Do you have any advice for aspiring actuaries in the Philippines, or those thinking about moving to the Philippines (or the Southeast Asia market)?

To aspiring actuaries, my advice is to stay optimistic and persevere. The path to qualifying as an actuary is difficult and requires a long-term commitment. However, it is rewarding. There are great career opportunities that are expanding, and actuarial roles in general tend to promote continuous learning, development and challenging oneself. The actuarial community has strong bonds because of the common path we take to qualify and is supportive and encouraging.

To actuaries considering an international move, I would say that it can be an incredibly fulfilling experience and there are great opportunities out there. It can be scary but worthwhile.
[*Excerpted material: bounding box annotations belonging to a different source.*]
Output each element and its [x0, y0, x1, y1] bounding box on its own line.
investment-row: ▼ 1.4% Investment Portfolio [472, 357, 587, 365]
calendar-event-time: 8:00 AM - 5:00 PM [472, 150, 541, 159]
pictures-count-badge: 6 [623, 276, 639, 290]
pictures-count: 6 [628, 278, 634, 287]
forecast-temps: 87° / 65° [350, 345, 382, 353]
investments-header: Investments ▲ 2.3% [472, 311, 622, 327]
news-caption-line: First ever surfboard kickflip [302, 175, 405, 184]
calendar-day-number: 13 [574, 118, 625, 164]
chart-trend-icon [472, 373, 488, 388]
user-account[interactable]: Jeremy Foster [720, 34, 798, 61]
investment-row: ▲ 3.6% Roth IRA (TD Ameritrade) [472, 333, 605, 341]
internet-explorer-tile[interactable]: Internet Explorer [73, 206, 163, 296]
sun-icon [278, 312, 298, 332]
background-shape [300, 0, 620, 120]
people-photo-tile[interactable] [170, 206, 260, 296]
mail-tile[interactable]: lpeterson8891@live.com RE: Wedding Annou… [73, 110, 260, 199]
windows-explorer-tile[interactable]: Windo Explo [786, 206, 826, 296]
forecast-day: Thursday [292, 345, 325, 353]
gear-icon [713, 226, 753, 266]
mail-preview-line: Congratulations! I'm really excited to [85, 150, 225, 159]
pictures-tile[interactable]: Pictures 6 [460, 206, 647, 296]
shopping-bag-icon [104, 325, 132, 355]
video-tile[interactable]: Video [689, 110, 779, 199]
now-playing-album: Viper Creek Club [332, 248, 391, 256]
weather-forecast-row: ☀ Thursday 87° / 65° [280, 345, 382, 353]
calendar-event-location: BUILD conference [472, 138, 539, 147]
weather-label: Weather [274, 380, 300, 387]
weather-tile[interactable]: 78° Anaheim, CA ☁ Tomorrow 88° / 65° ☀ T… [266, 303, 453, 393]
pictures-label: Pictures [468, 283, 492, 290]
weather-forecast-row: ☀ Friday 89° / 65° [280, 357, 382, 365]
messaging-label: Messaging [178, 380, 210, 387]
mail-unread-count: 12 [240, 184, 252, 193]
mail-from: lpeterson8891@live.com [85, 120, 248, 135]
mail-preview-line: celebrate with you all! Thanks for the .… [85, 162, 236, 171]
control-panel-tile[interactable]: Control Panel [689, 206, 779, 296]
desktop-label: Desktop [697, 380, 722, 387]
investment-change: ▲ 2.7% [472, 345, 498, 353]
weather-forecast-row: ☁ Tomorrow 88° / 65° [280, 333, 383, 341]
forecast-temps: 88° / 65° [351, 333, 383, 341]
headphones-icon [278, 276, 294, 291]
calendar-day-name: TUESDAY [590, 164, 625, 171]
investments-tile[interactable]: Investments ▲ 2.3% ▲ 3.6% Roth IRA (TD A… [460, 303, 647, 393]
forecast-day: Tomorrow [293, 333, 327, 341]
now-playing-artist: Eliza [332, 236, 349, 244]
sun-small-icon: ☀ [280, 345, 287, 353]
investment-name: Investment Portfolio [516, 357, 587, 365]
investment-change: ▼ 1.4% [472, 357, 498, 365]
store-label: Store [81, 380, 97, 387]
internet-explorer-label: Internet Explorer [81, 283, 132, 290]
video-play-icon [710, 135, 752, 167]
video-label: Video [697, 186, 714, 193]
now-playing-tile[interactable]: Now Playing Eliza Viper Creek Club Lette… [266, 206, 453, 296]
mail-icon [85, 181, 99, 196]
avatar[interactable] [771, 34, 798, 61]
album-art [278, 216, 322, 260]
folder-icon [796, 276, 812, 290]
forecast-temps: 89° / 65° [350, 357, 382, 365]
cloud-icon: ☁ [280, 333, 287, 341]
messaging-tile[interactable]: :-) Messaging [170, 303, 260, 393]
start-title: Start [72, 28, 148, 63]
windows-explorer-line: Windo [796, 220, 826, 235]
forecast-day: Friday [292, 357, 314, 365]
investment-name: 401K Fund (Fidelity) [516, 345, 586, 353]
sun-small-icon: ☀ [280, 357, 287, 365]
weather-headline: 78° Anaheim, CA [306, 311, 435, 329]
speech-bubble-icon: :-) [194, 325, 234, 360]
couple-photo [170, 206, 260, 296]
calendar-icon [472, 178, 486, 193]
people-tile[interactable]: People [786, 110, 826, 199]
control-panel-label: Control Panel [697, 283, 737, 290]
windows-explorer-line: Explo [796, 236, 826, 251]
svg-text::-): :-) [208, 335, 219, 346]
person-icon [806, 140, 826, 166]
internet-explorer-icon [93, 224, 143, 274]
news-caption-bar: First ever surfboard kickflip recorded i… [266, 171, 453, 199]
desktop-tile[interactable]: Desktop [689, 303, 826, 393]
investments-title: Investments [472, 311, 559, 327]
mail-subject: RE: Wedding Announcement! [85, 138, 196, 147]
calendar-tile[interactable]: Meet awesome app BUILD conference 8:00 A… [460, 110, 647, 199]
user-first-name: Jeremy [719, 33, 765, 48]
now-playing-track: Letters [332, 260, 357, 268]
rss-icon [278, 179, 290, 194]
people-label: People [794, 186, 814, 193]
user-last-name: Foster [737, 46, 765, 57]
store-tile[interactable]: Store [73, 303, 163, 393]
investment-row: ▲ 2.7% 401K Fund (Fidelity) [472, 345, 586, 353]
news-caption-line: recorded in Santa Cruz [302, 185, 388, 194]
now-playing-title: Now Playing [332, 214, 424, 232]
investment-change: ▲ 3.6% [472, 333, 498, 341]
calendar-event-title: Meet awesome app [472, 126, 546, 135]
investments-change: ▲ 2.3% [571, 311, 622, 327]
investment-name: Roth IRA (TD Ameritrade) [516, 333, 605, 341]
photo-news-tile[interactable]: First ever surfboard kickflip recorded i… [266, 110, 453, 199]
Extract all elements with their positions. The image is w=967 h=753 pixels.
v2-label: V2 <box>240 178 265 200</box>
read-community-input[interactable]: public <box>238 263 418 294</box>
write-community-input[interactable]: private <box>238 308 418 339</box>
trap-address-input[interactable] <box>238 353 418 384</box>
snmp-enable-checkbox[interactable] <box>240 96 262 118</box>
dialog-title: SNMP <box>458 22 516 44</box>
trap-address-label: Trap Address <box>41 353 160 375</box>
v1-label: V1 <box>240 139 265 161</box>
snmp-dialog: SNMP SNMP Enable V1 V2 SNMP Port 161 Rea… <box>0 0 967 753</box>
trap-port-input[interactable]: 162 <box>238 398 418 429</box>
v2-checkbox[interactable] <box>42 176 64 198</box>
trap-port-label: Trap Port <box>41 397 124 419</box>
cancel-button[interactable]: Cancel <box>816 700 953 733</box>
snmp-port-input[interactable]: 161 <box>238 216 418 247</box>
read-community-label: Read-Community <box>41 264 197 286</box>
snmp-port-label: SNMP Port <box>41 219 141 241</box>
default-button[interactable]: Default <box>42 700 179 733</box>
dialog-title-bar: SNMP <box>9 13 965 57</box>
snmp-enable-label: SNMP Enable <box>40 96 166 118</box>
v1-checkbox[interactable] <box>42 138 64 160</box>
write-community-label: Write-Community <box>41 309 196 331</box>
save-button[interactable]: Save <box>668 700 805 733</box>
At the same time, there are trade-offs—it isn’t easy to be away from family and friends or adapt to new cultures and build new social circles. Most roles with international mobility generally expect substantial commitment, effort and impact in the role. There are many differences between living in developed and emerging markets, and doing your research to know what to expect will help you settle in.

With the right support network in place, an international move can be a fantastic experience—I recommend taking the leap. As they say, risk is opportunity!

Jonathan Matthew Bondy, FSA, FCIA, CERA, AASP, is assistant vice president, head of Actuarial Services, for Manulife Business Processing Services (MBPS) in Quezon City, Philippines.
Dhani Pannacasey, ASA, CERA, is a senior actuarial analyst at Reinsurance Group of America, Incorporated. He is based in Tokyo, Japan.

Statements of fact and opinions expressed herein are those of the individual authors and are not necessarily those of the Society of Actuaries or the respective authors’ employers.